Howard tore into the magnitude of the taxes and fees levied on utilities by New York City. (DPS says property taxes account for 21% of a Con Ed electric bill and 15% of a gas bill.)
A majority of the City Council wrote to PSC, urging it to reject the rate proposal, but the council approved without debate an increase in the property tax charged to Con Ed, Howard said.
This will only get worse as Con Ed spends billions on infrastructure needed to electrify the nation’s largest city, he said.
“There is a boomerang of even greater revenue to the city of New York for that expense. As we clean up the environment, we put in this automatic enrichment to the city of New York.”
Christian spoke in more diplomatic terms about the need to pay now for future benefits, and the pain of doing so.
The 7,500 comments are written in different tones and perspectives, he said, but share a common theme: “Recognition that New Yorkers everywhere still face economic challenges coming out of the COVID pandemic. These hardships are only going to be exacerbated further by rising prices.”
Christian added: “I have solace in the fact that these investments are being used to reinforce much of the work we’ve already done in building the system of the future … and creating a better platform from which we can attain our climate goals and maintain reliability of the system.”
Can’t Pay/Won’t Pay
Con Ed’s monthly collections reports to the DPS quantify the trends Edwards and Christian discussed.

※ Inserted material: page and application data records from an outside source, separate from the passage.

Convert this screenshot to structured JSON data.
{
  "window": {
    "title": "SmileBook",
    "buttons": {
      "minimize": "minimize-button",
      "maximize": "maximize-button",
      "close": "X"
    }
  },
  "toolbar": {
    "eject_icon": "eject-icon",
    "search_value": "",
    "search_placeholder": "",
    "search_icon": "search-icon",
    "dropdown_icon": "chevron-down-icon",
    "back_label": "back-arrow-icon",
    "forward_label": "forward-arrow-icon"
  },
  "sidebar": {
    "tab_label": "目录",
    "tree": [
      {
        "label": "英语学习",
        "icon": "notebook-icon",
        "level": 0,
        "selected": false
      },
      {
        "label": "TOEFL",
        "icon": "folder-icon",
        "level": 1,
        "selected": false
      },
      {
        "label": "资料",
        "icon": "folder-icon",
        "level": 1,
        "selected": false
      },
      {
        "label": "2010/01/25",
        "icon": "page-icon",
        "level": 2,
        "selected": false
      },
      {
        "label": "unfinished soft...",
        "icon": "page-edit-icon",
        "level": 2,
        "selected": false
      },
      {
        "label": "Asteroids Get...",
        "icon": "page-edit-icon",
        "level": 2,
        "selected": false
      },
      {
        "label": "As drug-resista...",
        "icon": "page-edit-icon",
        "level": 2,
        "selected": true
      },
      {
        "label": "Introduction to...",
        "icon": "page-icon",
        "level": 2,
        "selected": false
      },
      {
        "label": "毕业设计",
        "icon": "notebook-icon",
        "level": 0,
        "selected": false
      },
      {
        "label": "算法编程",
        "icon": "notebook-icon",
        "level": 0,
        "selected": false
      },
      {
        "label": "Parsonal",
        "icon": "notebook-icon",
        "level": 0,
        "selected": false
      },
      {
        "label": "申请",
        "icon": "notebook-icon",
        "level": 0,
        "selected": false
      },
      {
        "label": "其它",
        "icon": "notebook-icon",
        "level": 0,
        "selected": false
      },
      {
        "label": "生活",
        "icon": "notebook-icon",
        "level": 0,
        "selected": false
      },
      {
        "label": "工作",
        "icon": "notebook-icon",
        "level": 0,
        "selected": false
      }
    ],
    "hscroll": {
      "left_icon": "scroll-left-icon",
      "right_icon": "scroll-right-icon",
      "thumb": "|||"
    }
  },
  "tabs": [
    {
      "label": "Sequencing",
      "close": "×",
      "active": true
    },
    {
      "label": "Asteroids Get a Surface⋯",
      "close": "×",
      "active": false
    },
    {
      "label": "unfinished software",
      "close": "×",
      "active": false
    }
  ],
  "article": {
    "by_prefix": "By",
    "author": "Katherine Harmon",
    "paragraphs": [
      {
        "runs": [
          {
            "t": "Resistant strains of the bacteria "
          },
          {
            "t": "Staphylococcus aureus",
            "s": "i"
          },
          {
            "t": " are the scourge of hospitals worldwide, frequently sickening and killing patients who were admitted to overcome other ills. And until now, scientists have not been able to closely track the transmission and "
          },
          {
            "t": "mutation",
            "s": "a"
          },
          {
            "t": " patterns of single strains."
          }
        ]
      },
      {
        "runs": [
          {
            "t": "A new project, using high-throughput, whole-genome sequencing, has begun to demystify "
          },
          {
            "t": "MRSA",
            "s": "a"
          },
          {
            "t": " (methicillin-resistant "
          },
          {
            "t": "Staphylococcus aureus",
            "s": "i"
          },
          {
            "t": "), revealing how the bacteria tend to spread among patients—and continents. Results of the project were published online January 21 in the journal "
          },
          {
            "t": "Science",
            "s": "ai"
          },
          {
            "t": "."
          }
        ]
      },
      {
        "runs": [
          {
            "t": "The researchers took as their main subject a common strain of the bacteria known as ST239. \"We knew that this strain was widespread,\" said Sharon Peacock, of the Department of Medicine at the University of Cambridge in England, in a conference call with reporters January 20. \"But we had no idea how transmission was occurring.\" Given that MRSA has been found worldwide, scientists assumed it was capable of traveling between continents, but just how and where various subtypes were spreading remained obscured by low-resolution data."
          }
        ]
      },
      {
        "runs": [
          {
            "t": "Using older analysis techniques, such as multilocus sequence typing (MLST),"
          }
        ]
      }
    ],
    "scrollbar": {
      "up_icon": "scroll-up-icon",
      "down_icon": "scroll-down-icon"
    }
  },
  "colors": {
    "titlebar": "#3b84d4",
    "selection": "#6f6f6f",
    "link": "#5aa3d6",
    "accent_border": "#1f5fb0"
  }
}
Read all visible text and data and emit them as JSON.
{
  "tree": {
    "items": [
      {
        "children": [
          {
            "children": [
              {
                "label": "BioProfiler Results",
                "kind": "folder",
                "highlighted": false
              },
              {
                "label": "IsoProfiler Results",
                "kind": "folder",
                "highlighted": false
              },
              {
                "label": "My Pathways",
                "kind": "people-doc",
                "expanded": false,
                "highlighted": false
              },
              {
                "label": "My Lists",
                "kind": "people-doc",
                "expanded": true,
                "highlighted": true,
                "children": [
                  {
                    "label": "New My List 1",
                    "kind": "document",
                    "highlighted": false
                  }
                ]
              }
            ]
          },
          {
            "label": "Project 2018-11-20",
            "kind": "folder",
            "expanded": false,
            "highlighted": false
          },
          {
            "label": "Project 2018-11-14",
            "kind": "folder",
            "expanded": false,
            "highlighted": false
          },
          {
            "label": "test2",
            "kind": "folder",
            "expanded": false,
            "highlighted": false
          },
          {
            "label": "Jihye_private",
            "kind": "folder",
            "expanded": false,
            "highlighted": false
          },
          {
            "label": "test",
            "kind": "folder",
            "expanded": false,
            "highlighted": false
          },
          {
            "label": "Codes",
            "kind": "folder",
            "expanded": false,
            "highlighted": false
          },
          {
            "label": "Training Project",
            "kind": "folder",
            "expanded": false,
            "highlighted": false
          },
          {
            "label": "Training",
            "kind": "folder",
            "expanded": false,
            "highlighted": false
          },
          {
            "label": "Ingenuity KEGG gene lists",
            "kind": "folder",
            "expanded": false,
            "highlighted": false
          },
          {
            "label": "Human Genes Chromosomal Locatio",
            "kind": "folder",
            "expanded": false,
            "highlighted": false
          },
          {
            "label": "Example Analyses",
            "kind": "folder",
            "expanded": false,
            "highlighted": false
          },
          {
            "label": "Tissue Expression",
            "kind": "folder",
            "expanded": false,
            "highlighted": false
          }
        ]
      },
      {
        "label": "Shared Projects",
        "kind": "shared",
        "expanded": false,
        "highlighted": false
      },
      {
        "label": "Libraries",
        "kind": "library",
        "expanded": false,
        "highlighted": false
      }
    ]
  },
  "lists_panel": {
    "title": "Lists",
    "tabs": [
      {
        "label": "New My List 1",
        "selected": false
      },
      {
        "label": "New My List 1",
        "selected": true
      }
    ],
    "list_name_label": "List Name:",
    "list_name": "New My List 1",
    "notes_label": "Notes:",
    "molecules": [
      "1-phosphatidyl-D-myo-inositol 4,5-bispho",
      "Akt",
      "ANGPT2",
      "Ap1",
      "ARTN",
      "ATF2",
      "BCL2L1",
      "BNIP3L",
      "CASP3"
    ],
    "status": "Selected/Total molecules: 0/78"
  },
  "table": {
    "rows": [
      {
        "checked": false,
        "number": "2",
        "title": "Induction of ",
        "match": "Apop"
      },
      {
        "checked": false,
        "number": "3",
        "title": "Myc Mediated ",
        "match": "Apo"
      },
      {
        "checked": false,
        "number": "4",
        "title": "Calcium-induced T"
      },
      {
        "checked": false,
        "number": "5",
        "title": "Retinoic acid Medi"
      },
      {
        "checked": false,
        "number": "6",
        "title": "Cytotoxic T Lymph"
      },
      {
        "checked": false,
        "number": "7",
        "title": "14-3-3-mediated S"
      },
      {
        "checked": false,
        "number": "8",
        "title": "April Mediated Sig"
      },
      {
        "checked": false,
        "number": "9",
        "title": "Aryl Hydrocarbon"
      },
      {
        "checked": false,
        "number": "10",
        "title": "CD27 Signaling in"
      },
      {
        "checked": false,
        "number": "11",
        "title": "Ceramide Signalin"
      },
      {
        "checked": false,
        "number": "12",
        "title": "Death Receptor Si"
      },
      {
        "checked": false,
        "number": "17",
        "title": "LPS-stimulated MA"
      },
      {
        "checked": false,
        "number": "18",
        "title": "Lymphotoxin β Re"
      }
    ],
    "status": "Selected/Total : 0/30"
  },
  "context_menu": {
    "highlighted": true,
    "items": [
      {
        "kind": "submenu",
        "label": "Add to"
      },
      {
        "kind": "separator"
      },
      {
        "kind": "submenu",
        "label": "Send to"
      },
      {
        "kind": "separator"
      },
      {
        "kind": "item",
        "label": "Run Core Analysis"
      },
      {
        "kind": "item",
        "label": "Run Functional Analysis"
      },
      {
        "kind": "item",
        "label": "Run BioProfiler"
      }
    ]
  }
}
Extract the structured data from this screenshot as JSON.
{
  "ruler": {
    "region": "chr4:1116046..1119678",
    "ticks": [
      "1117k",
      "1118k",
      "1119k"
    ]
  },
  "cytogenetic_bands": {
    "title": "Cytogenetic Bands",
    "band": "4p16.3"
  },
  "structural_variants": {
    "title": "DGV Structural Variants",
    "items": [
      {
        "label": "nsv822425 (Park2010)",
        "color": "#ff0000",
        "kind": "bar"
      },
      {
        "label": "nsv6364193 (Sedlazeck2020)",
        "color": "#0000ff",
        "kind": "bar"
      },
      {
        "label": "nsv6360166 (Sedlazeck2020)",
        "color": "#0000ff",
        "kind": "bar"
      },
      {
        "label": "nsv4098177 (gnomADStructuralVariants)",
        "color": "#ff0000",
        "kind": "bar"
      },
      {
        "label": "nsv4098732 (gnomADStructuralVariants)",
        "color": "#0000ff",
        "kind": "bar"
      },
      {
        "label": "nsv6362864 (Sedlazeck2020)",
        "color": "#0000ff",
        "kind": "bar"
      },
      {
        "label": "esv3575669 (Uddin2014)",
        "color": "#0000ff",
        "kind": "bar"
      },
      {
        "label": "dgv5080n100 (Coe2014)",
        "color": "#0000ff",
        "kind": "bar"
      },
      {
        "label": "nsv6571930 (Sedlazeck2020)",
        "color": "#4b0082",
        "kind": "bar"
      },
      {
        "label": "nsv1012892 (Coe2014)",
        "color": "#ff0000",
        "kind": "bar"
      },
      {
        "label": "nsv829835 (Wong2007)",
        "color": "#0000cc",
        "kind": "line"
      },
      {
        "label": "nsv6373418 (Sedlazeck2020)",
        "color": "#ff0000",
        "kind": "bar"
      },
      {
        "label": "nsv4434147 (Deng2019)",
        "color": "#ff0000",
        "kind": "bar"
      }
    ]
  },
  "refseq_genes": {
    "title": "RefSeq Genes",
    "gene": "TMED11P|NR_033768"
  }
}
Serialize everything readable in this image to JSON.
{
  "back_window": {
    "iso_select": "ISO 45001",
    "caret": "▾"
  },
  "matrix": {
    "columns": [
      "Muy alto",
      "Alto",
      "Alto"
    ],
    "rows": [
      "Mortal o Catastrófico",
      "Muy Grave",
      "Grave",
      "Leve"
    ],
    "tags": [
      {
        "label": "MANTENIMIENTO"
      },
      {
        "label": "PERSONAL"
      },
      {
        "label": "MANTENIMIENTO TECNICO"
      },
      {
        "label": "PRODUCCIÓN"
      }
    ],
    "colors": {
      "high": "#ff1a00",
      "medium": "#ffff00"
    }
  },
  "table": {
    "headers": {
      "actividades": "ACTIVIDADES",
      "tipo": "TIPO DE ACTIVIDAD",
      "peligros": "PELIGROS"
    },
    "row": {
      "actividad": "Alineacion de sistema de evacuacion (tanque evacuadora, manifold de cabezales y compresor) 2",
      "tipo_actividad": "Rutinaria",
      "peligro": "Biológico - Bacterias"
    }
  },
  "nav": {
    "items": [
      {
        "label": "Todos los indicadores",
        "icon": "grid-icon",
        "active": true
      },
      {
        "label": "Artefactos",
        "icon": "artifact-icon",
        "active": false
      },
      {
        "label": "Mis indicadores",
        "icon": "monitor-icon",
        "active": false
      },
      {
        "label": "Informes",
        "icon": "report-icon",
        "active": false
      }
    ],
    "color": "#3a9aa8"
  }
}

New York City suffered significant economic impacts from the COVID pandemic and continues to have a much higher unemployment rate (5.9% in June) than the rest of the state (3.0%) or nation (3.6%).
In June 2023, 473,000 Con Ed customers were more than 60 days in arrears for a total of $1.03 billion. This compares with 327,000 customers who owed $381 million in June 2019, before the pandemic.
Also telling are the numbers from June 2022, when 453,000 customers owed $1.35 billion. A one-time post-pandemic debt forgiveness program the state implemented would soon reduce the arrears by hundreds of millions of dollars — but more of Con Ed’s 3.6 million customers are behind on their bills now than a year ago.